Among the many Indian companies that have made a mark with their overseas acquisitions is Hindalco Industries, the flagship company of the Aditya Birla Group conglomerate. Although often overshadowed by the achievements of and the attention to its peer Tata Group, Hindalco has quietly completed a transformational acquisition that has catapulted the group on to the global stage.
In the capital markets, too, Hindalco has been quietly managing its funding requirements without much ado, although market conditions have been no less daunting at every step. In late June it completed an amendment to the US$1bn five-year term loan it had signed in November 2008. The amendment was completed in a market that has been tumultuous for loan markets, particularly for foreign lenders operating in Asia. The troubles and stresses these banks are undergoing in their home markets has put a heavy price on capital and a preference for lenders to use their balance sheet selectively for core clients.

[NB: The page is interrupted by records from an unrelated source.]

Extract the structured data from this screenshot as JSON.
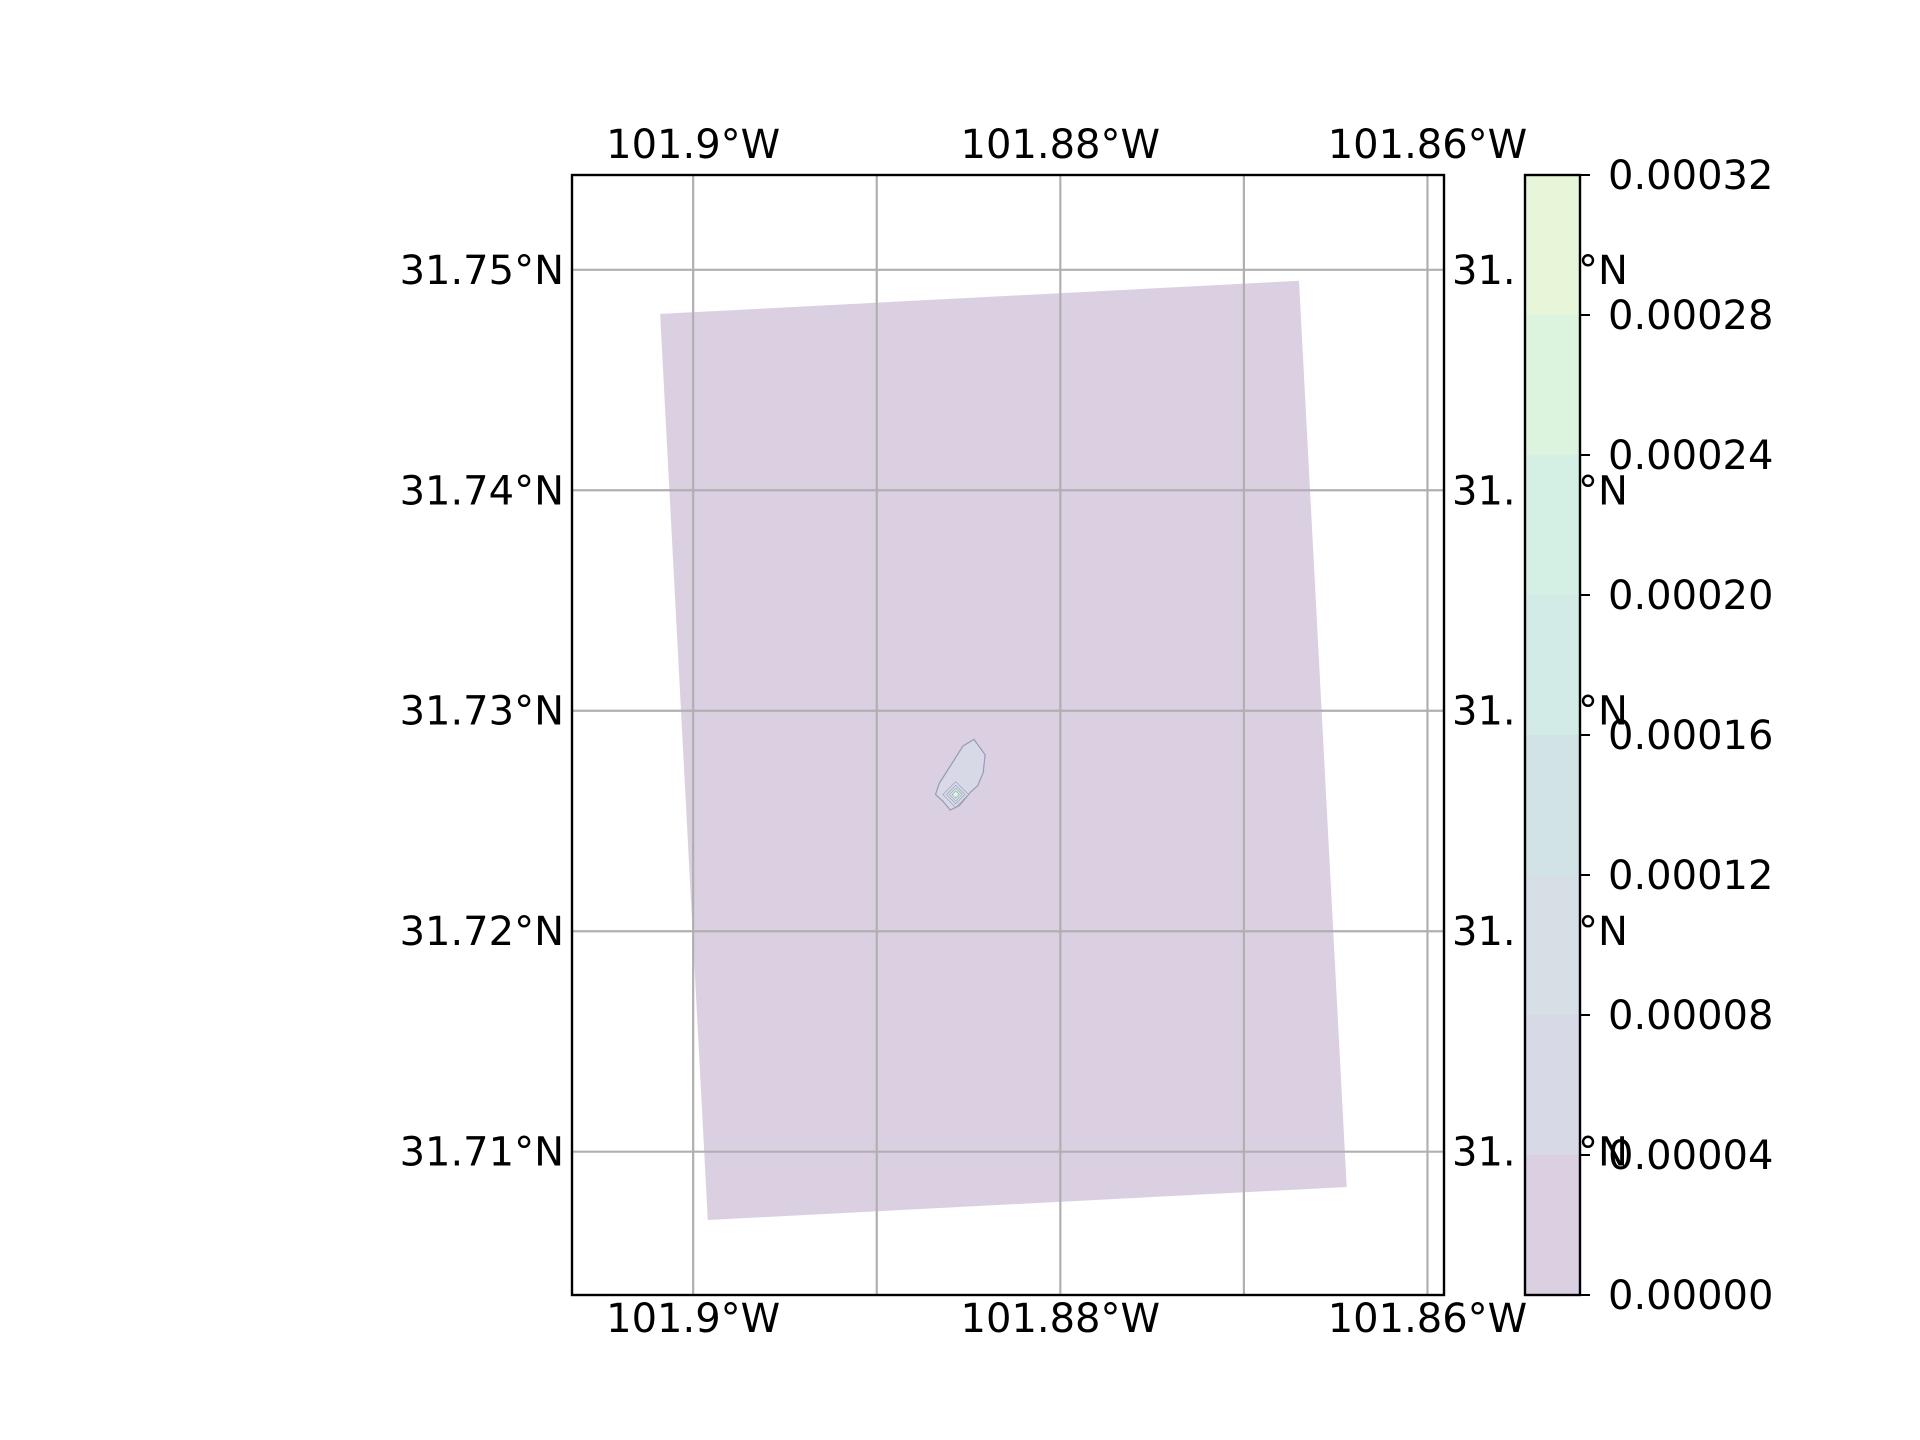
{
  "chart_data": {
    "type": "heatmap",
    "projection": "PlateCarree",
    "title": "",
    "x": {
      "range_deg_west": [
        101.9066,
        101.8591
      ],
      "gridlines": [
        101.9,
        101.89,
        101.88,
        101.87,
        101.86
      ],
      "ticks": [
        101.9,
        101.88,
        101.86
      ],
      "tick_labels": [
        "101.9°W",
        "101.88°W",
        "101.86°W"
      ]
    },
    "y": {
      "range_deg_north": [
        31.7035,
        31.7543
      ],
      "gridlines": [
        31.75,
        31.74,
        31.73,
        31.72,
        31.71
      ],
      "tick_labels_left": [
        "31.75°N",
        "31.74°N",
        "31.73°N",
        "31.72°N",
        "31.71°N"
      ],
      "tick_labels_right_visible": [
        "31.",
        "°N",
        "31.",
        "°N",
        "31.",
        "°N",
        "31.",
        "°N",
        "31.",
        "°N"
      ]
    },
    "grid": true,
    "domain_corners": [
      {
        "lon": -101.9018,
        "lat": 31.748
      },
      {
        "lon": -101.867,
        "lat": 31.7495
      },
      {
        "lon": -101.8644,
        "lat": 31.7084
      },
      {
        "lon": -101.8992,
        "lat": 31.7069
      }
    ],
    "domain_value": 2e-05,
    "plume": {
      "outline": [
        [
          -101.8866,
          31.7267
        ],
        [
          -101.8853,
          31.7284
        ],
        [
          -101.8847,
          31.7287
        ],
        [
          -101.8841,
          31.728
        ],
        [
          -101.8842,
          31.7272
        ],
        [
          -101.8845,
          31.7266
        ],
        [
          -101.8849,
          31.7263
        ],
        [
          -101.8855,
          31.7257
        ],
        [
          -101.886,
          31.7255
        ],
        [
          -101.8864,
          31.7259
        ],
        [
          -101.8868,
          31.7262
        ]
      ],
      "peak": {
        "lon": -101.8857,
        "lat": 31.7262,
        "value": 0.0003
      },
      "inner_rings": [
        {
          "radius_deg": 0.0007,
          "value": 6e-05
        },
        {
          "radius_deg": 0.0005,
          "value": 0.00014
        },
        {
          "radius_deg": 0.00035,
          "value": 0.00018
        },
        {
          "radius_deg": 0.0002,
          "value": 0.00022
        },
        {
          "radius_deg": 0.0001,
          "value": 0.00026
        }
      ]
    },
    "colorbar": {
      "levels": [
        0.0,
        4e-05,
        8e-05,
        0.00012,
        0.00016,
        0.0002,
        0.00024,
        0.00028,
        0.00032
      ],
      "tick_labels": [
        "0.00000",
        "0.00004",
        "0.00008",
        "0.00012",
        "0.00016",
        "0.00020",
        "0.00024",
        "0.00028",
        "0.00032"
      ],
      "colors": [
        "#dbd0e2",
        "#d8d9e6",
        "#d6dee6",
        "#d2e3e6",
        "#d2ebe6",
        "#d4efe4",
        "#dcf4de",
        "#e7f5d9",
        "#f5f8d0"
      ]
    },
    "colors": {
      "grid": "#b0b0b0",
      "frame": "#000000",
      "plume_edge": "#9999b8"
    }
  }
}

That it was able to obtain 100% consent from its lenders – although it needed only a two-thirds majority – is testimony to the group’s pull and its ability to keep lenders on its side. All the 11 lenders are foreign banks.
Hindalco only paid a 50bp consent fee to lenders in return for a relaxation of its covenants relating to the gross debt-to-Ebitda ratio, which were set at 3.85 times. Under the step-down structure, Hindalco’s gross debt-to-Ebitda ratio should not exceed five times in the next 12–18 months. Hindalco is hoping to bring it down to 3.85 times during that timeframe.
It is worth noting that Hindalco managed to sign the US$1bn loan in early November 2008 – just a few weeks after Lehman Brothers collapsed in mid-September that year.
That loan was first talked about in mid-June 2008 when Hindalco considered its various funding options to refinance the US$3.1bn 18-month bridge loan signed in August 2007 that had funded its US$6bn acquisition of Canada’s Novelis.
Simultaneously, Hindalco looked at options such as a global bond as well as a rights issue with differential voting shares (DVS). However, conditions in global bond markets were not conducive enough and offshore bond markets are not cost-effective for most Indian borrowers because withholding tax costs are quite prohibitive.
Hindalco also scrapped plans for the rights issue with DVS as the regulatory regime for such an offering in India was untested.
However, it maintained its plans to raise Rs50bn (US$1.04bn) through an ordinary rights issue, which opened on September 22 – the day commodity prices crashed in the global markets and a week after Lehman’s demise – and closed on October 10.
Unsurprisingly, the promoters took up about 40% of the rights offering. Fortunately, Hindalco’s deal was underwritten – the first in the Indian equity markets in over a decade – resulting in the five bookrunners taking up around 34% to bring the subscription levels up to the 90% level required to close the offer.
In the context of capital market activity elsewhere involving the other Indian acquirers such as the Tata Group, Hindalco’s exercises seem to have been quite smooth. For instance, Tata Motors raised a US$3.1bn bridge loan to fund its acquisition of Jaguar and Land Rover and subsequently tapped every conceivable avenue of financing to take out the bridge. (See Tata profile.)
Hindalco’s loan in November 2008 and the subsequent amendment have cost the borrower well under what Tata Motors had to pay on its takeout. Hindalco’s November 2008 loan paid an all-in of 315bp over Libor, while the amendment exercise resulted in a mere 50bp fee.
In comparison, Tata Motors’ US$1bn loan paid an all-in of 620bp over Libor. And the tenor on the latter’s loan is only 18 months (15 months average life) compared with the five-year tenor on Hindalco’s financing.
One advantage for Hindalco has been that it is not as prolific a borrower in the loan markets as Tata Group entities have been in the past few years. Its US$3.1bn in August 2007 sparked off its recent borrowings in offshore loan markets, where it has managed to maintain its following among foreign lenders.
Whether that remains the case in the future will depend on Hindalco’s ability to live up to its promises to lenders.
“Hindalco Industries has done a commendable job in raising long term financing for its Novellis acquisition through the economic downturn working from both the debt and equity markets with very high quality banks. Arguably these were the toughest economic conditions to raise money,” said Brijesh Mehra, country corporate and investment bank head for RBS in India.